The belief that the FTA in services will allow India to compensate its losses in agriculture by allowing to make up its trade deficit through its services is incorrect because each sector needs to be strong. We cannot allow local agriculture to dwindle since it sustains the livelihood of millions. Services is an elite industry that employs much fewer people, who will benefit. So the way forward is to give further subsidies to those agricultural products that are suffering the consequence of these FTAs so they can survive and reinvent themselves.
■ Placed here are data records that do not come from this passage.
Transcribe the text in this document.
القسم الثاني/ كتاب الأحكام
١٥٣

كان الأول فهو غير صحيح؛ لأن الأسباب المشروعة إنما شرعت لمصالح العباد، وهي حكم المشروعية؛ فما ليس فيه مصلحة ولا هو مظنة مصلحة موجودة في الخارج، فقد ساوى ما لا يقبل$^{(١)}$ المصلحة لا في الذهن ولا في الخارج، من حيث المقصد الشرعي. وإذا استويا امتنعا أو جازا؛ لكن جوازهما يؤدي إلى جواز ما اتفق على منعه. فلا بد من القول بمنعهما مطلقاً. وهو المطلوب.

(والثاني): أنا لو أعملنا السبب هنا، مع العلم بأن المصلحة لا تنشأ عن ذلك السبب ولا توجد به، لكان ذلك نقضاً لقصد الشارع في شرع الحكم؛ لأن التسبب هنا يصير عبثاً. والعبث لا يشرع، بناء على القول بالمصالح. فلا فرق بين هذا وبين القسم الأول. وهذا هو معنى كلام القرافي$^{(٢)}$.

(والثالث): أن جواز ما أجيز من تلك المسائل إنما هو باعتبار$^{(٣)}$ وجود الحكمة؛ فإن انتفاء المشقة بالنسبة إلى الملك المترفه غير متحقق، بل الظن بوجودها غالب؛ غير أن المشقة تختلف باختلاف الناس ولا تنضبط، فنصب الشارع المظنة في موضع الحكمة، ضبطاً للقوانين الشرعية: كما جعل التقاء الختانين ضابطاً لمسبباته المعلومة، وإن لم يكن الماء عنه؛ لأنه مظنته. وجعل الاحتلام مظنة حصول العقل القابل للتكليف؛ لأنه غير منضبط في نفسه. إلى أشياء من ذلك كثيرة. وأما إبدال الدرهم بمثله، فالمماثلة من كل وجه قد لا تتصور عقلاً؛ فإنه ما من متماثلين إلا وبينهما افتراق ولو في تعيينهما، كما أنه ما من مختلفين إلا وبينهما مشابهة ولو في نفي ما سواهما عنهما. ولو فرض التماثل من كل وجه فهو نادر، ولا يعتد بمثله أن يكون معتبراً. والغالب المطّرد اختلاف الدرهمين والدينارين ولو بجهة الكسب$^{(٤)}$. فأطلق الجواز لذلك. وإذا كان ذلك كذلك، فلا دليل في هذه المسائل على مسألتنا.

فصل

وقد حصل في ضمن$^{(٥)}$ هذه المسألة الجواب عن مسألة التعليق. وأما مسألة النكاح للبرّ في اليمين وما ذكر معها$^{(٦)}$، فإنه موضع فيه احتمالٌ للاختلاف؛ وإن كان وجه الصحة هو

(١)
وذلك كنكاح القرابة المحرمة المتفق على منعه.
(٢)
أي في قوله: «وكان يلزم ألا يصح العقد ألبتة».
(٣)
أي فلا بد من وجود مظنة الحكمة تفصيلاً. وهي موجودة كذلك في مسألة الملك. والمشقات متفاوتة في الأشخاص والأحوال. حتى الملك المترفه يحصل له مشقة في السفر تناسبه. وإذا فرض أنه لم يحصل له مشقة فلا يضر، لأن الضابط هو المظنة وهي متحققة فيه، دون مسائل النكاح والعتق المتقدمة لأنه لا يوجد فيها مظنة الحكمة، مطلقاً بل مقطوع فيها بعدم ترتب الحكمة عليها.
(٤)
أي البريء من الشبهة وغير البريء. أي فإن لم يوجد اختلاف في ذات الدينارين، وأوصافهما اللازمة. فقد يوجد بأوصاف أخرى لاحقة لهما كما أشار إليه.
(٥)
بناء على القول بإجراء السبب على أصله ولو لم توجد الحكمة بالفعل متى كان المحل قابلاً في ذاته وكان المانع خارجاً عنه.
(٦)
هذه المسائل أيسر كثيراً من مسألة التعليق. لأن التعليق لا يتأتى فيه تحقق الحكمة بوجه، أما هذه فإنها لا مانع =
The other geopolitical anxiety for India is the aggressive push by China. China’s trade with ASEAN is likely to reach a trillion dollars, with the trade balance in China’s favour. China has asserted its claims over the South China Sea over those of Vietnam and objected to Vietnam offering deep sea drilling rights to India. China also claimed several islands that the Philippines regard as their own, in addition China has long-standing issues with Japan. Others in the Asian frameworks view China with some trepidation. Thus, each country and regional formation has its own agenda vis-a-vis China but also with others.

Several countries would thus like to use India to balance China, since they are all familiar with India-China antagonisms and competition. India, however, has to remain focused on the agenda which serves the people of their country and protect their interest by ensuring that they do not fight other countries’ battles. The only way they can hold their own against China is to make sure their internal vitals in terms of security, economy, and cohesive democratic politics continue to strengthen.

Another issue in India’s Look East Policy is that it should engage India’s own east, which is connected with the ASEAN countries. India has been slow in this direction, since it has to build its economic and security structures in this region. It can for example only revive the Manipur-Mandalay Road if there is peace in Manipur. Again, the project for the Nalanda University was announced at an East Asian Summit.

The ancient significance of Nalanda as the site for Buddhist enlightenment from the 13th to the 15th centuries and its impact on all of East and Southeast Asia remains a symbol of India’s close and common heritage and linkage with the rest of Asia. But despite the assistance given for this university, it has barely moved despite a well-paid vice chancellor. This is because Bihar offers no adequate infrastructure for an international university.

So, besides summits, FTAs and agreements of trade and security architecture, India has simultaneously to make the right connections between its internal and external policies. Many of the ASEAN nations have done this. The removal of antagonisms between ASEAN countries, their close co-operation, their declaration as a nuclear-free zone have all been steps in the right direction.

Maybe, India and South Asia can learn some lessons.

The writer is professor at the School of International Studies, Jawaharlal Nehru University.